Monseñor deslizó el paquete a través de los barrotes y lo soltó en cuanto sintió que Riton tiraba de la cuerda. El paquete cayó a una repisa que sólo estaba a un metro del borde de la ventana.

—Recogeré el yoyó en el paseo –dijo Monseñor–, es el de la 8.

—De acuerdo. Gracias –dijo Riton.

Monseñor volvió a colocar el cartón y, al retroceder, chocó con Geo, que gruñó.

—¡Vaya trullo! No sólo no hay ni una mujer, sino que ni siquiera se puede dormir.

El trapicheo había sacado a la celda de su torpor matutino. Manu esperaba a que Roland terminara de asearse para levantarse. Observaba las contorsiones del torso robusto. El contacto del agua del grifo con la que se estancaba en el fondo del váter emitía un sonido terco. El choque de un agua contra la otra era el mismo en todas las celdas. Los ruidos de las escudillas también. Los ruidos de la vida se repetían en todas las celdas. Al igual que los movimientos, pues las necesidades eran también idénticas, de forma que Borelli se preguntó si había conocido otras celdas que no fueran la 11-6. De repente, sintió ganas de hablar con Jarinc.

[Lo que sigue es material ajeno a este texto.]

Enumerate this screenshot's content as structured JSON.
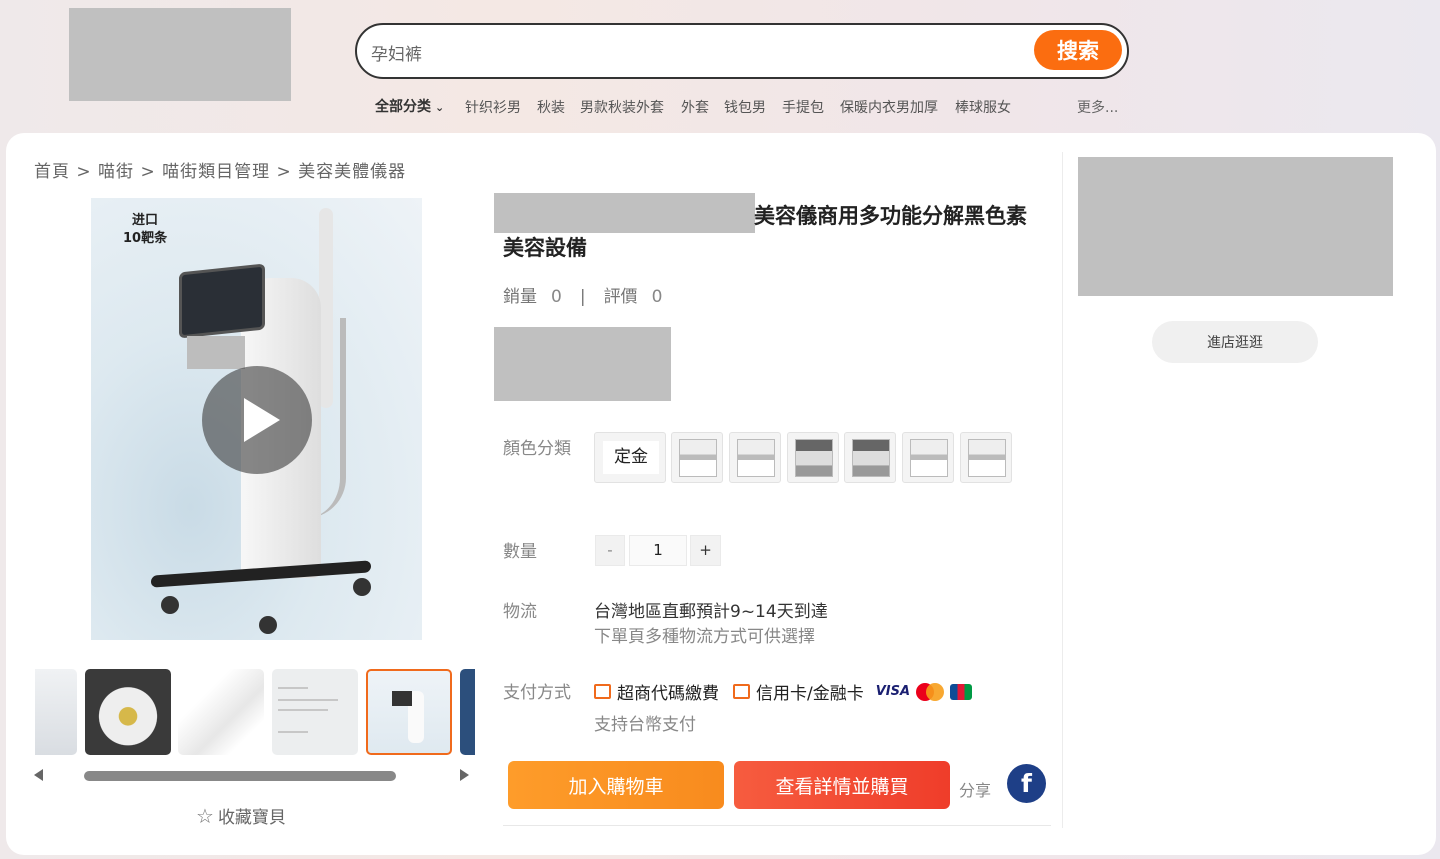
{
  "header": {
    "search": {
      "value": "孕妇裤",
      "button_label": "搜索"
    },
    "hot": {
      "all_label": "全部分类",
      "items": [
        "针织衫男",
        "秋装",
        "男款秋装外套",
        "外套",
        "钱包男",
        "手提包",
        "保暖内衣男加厚",
        "棒球服女"
      ],
      "more_label": "更多..."
    }
  },
  "breadcrumb": "首頁 > 喵街 > 喵街類目管理 > 美容美體儀器",
  "gallery": {
    "badge_line1": "进口",
    "badge_line2": "10靶条",
    "favorite_label": "收藏寶貝"
  },
  "product": {
    "title_line1": "美容儀商用多功能分解黑色素",
    "title_line2": "美容設備",
    "sales_label": "銷量",
    "sales_value": "0",
    "reviews_label": "評價",
    "reviews_value": "0",
    "color_label": "顏色分類",
    "color_text_option": "定金",
    "quantity_label": "數量",
    "quantity": {
      "minus": "-",
      "value": "1",
      "plus": "+"
    },
    "logistics_label": "物流",
    "logistics_main": "台灣地區直郵預計9~14天到達",
    "logistics_sub": "下單頁多種物流方式可供選擇",
    "payment_label": "支付方式",
    "payment_option_1": "超商代碼繳費",
    "payment_option_2": "信用卡/金融卡",
    "payment_visa": "VISA",
    "payment_sub": "支持台幣支付",
    "add_to_cart": "加入購物車",
    "view_and_buy": "查看詳情並購買",
    "share_label": "分享",
    "fb_letter": "f"
  },
  "store": {
    "visit_label": "進店逛逛"
  },
  "colors": {
    "accent": "#fb6d10",
    "buy": "#ef3d2a",
    "cart": "#fe9c2a",
    "facebook": "#1e3f87"
  }
}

Y es que Jarinc le preocupaba mucho.

—Ayer hablabas de una liberación –dijo–. ¿Un sobreseimiento o una provisional?

—La provisional –dijo Jarinc–. El juez[1] está de acuerdo. Me estoy volviendo loco, ¿comprendes? Espera y más espera. Estoy seguro de que mi gachí está haciendo guardia delante de la puerta desde ayer.

—No es lo más prudente –dijo Geo–. Te la pueden levantar.

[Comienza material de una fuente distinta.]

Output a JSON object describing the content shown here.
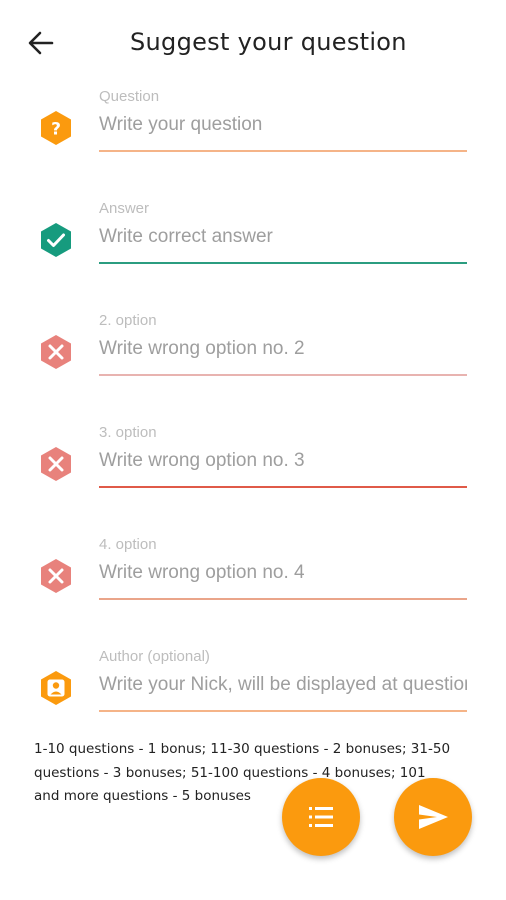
{
  "header": {
    "title": "Suggest your question",
    "back_icon": "arrow-left-icon"
  },
  "colors": {
    "orange": "#fb9a0e",
    "green": "#169b7e",
    "red": "#e8827c",
    "line_orange": "#f5b488",
    "line_green": "#2b9d80",
    "line_pink": "#e8b3b0",
    "line_red": "#e05a48",
    "line_salmon": "#eaa58a"
  },
  "fields": [
    {
      "label": "Question",
      "placeholder": "Write your question",
      "icon": "question-hex-icon"
    },
    {
      "label": "Answer",
      "placeholder": "Write correct answer",
      "icon": "check-hex-icon"
    },
    {
      "label": "2. option",
      "placeholder": "Write wrong option no. 2",
      "icon": "close-hex-icon"
    },
    {
      "label": "3. option",
      "placeholder": "Write wrong option no. 3",
      "icon": "close-hex-icon"
    },
    {
      "label": "4. option",
      "placeholder": "Write wrong option no. 4",
      "icon": "close-hex-icon"
    },
    {
      "label": "Author (optional)",
      "placeholder": "Write your Nick, will be displayed at questions",
      "icon": "person-hex-icon"
    }
  ],
  "info": {
    "text": "1-10 questions - 1 bonus; 11-30 questions - 2 bonuses; 31-50 questions - 3 bonuses; 51-100 questions - 4 bonuses; 101 and more questions - 5 bonuses"
  },
  "fabs": {
    "list_icon": "list-icon",
    "send_icon": "send-icon"
  }
}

—Ya me extrañaba –dijo Willman– que Cassid no dijera la última palabra. Pero tío, no todas las mujeres son putas. Hay mujeres fieles.

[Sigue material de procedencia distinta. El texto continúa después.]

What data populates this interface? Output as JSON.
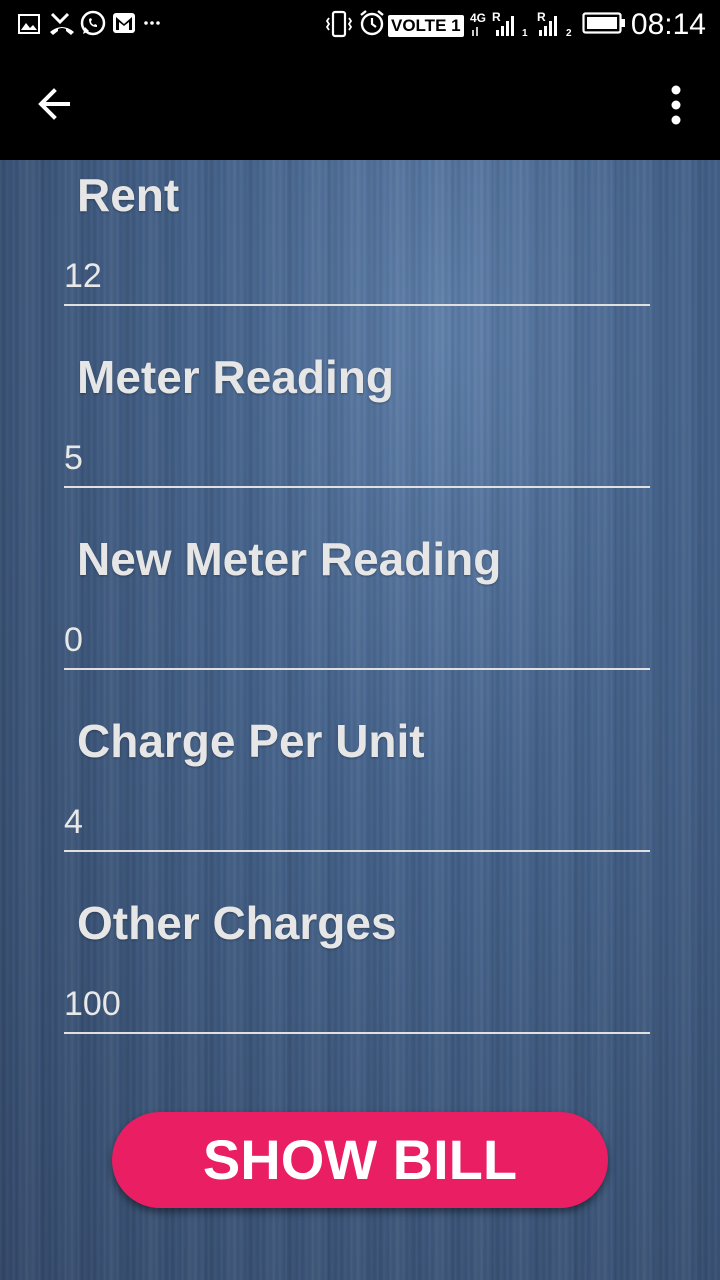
{
  "status_bar": {
    "time": "08:14",
    "volte": "VOLTE 1",
    "network_4g": "4G",
    "roaming_1": "R",
    "roaming_2": "R",
    "sim_1": "1",
    "sim_2": "2",
    "icons": [
      "image-icon",
      "missed-call-icon",
      "whatsapp-icon",
      "gmail-icon",
      "more-notifications-icon",
      "vibrate-icon",
      "alarm-icon",
      "signal-icon",
      "battery-icon"
    ]
  },
  "toolbar": {
    "back_icon": "back-arrow-icon",
    "menu_icon": "overflow-menu-icon"
  },
  "form": {
    "fields": [
      {
        "label": "Rent",
        "value": "12"
      },
      {
        "label": "Meter Reading",
        "value": "5"
      },
      {
        "label": "New Meter Reading",
        "value": "0"
      },
      {
        "label": "Charge Per Unit",
        "value": "4"
      },
      {
        "label": "Other Charges",
        "value": "100"
      }
    ],
    "submit_label": "SHOW BILL",
    "accent_color": "#e91e63"
  }
}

—Creo que intentas tranquilizarte –dijo Geo–. Mira, estás a tiempo de levantarte y enviar una carta.

—Mi gachí está loca por mí –dijo Jarinc–. Nunca me ha fallado. Me escribe, viene al locutorio, no falla con los paquetes; te digo que está loca por mí, estoy seguro.

Geo se estiraba. Se sentía joven y el día empezaba hablando de mujeres. Estaba tan contento que incluso se estaba planteando levantarse.

—Puede venir al locutorio y joder con quien sea –dijo–. Una cosa no quita la otra.

—Dices eso porque tu amante está en la cárcel –dijo Willman–. Así ya puedes estar tranquilo.

—¡Tranquilo! Pero tío, a lo mejor se está metiendo mano con una compañera. ¿Crees que es mejor?

—En ese caso… –dijo Willman.

—Ni en ese ni en ninguno –dijo Geo–. Lo que cuenta es la presencia. Lo sé por experiencia. Hay corazón y sexo. Y vosotros lo confundís todo. La presencia es el problema. La presencia continua del tipo que merodea, que está al acecho, que llama por teléfono, que manda flores, el tipo que está ahí, libre, con su deseo que desprende un determinado olor. Un olor que se respira; intentas quitártelo de la cabeza y vuelve. Y contra eso, tío, no se puede hacer nada, ¿ves?

—¿Y cómo explicas eso? –dijo Jarinc.